There are also hundreds of thousands of Salvadorans, Guatemalans, Chinese, Koreans and Filipinos. Many of those from countries overseas didn’t even start off as immigrants.

“Forty percent entered the country through a port of entry, and then just overstayed their visas,” said Ben Winograd, a former attorney at the American Immigration Council.

And if you keeping digging into the 11 million, yet another picture emerges — a picture of families. Passel says a majority of unauthorized immigrants — 80 percent of women and more than half of men — are here with spouses and children.

Families like that of Gloria Mejia, who on a recent afternoon was picking her 8-year-old son Joaquin up from school in San Diego.

Mejia, who is undocumented, recently learned the janitorial company she works for had been audited by immigration officials, and that she’ll lose her job at the end of May. She said it’s just another way being undocumented has made it hard to help her kids get ahead.

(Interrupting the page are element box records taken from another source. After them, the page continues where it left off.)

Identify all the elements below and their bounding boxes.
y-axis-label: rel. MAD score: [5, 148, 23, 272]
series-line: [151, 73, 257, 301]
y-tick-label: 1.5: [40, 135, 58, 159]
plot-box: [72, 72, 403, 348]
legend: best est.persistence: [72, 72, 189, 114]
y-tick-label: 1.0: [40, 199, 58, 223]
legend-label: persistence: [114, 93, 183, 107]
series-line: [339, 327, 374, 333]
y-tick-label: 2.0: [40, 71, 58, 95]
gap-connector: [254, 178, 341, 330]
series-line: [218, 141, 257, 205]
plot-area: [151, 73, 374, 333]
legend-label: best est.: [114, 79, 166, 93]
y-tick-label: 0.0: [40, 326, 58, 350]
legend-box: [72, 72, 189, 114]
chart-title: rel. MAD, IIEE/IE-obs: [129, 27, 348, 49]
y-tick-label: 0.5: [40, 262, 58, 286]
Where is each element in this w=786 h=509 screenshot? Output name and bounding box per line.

“It makes me sad that I can’t help them more,” she said.

Gloria Mejia's youngest son, Joaquin, is the only one of her children who is a U.S. citizen. But even so, he can't join a traveling soccer team because she's afraid to travel with him.
Adrian Florido
Gloria Mejia's youngest son, Joaquin, is the only one of her children who is a U.S. citizen. But even so, he can't join a traveling soccer team because she's afraid to travel with him.

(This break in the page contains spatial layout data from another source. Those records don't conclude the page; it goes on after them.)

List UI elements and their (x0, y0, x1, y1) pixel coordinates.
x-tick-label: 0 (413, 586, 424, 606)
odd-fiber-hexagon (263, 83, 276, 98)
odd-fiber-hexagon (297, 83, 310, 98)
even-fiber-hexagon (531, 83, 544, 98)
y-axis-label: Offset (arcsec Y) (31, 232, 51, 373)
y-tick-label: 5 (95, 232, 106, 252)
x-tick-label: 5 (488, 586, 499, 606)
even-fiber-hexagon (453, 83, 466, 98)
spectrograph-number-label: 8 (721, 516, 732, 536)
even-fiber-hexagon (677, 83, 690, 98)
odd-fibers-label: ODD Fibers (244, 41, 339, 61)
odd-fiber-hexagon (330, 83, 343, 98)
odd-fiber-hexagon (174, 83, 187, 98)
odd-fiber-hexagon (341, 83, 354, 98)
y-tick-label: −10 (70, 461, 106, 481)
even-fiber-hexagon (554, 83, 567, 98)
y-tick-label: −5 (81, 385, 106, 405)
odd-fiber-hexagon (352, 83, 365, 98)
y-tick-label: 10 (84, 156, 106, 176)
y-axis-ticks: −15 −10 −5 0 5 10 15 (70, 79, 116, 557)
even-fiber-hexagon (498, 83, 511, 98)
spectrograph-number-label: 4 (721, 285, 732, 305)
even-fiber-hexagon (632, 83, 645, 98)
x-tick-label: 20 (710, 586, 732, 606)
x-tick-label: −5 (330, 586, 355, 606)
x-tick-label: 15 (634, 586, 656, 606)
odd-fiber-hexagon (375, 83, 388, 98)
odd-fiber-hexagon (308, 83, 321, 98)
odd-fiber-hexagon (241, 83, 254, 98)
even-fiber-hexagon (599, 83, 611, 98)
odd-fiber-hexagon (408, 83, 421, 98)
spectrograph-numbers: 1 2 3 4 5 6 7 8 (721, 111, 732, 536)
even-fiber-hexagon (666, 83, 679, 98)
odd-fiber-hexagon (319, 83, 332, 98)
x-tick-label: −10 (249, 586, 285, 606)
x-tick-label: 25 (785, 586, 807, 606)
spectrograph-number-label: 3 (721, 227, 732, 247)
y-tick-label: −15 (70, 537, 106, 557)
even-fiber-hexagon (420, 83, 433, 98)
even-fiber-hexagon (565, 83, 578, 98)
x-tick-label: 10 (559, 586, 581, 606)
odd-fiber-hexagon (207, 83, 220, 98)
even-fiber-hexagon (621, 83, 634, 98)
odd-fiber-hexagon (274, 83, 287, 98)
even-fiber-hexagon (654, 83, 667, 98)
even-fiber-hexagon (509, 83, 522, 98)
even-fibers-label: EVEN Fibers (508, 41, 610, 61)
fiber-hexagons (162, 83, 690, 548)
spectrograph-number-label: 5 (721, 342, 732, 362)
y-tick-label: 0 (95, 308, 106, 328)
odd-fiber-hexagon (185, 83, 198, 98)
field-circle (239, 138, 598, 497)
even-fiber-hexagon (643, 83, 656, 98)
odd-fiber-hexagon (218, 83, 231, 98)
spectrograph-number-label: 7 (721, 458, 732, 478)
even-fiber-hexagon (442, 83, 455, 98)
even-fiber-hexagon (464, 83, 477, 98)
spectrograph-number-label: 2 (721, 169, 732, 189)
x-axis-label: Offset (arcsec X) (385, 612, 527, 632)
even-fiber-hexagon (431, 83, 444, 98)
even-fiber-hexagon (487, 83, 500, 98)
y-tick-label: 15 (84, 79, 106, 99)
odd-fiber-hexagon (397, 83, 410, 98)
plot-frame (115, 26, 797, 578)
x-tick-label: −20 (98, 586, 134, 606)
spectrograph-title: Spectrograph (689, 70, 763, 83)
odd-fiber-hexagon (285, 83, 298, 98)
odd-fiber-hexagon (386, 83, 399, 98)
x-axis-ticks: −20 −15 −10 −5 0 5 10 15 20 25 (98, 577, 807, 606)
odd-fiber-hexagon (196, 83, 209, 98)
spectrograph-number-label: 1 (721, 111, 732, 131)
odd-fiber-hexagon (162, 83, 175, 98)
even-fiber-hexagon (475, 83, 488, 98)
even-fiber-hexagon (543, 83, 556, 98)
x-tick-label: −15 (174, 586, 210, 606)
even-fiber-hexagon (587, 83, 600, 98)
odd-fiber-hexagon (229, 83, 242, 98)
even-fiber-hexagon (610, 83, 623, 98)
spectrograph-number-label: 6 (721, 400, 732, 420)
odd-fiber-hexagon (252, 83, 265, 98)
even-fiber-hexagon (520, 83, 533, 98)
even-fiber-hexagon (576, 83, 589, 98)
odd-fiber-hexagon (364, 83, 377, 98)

Even Joaquin, her only child who is a U.S. citizen, has been affected.

She says he wants to join a traveling soccer team, but can’t because she’s afraid to travel with him. He wants to go to Disneyland, 90 minutes north of San Diego, but she can’t take him because she fears occasional Border Patrol checkpoints on the highway route.

“That example you’ve given is so perfect. That you can’t travel across states to participate in a soccer tournament,” said Michael Fix, a senior vice president of the Migration Policy Institute. “It may mean that a mother is less likely to go to a PTA conference.”

He said recent research has just begun to show that children who are U.S. citizens are negatively affected in the long term — cognitively, socially and educationally — by having undocumented parents who live in the shadows.

Jeff Passel said 4.5 million American citizen children live that situation. And he says that’s important to understand when considering the actual impact of a bill that would grant legal status to the nation’s 11 million unauthorized immigrants.

“Instead of 11 million people we’re talking more about 16 million,” Passel said.

For the 11 million number that’s become so ubiquitous, that’s a pretty big asterisk. But Passel said 16 million may be just as important a number.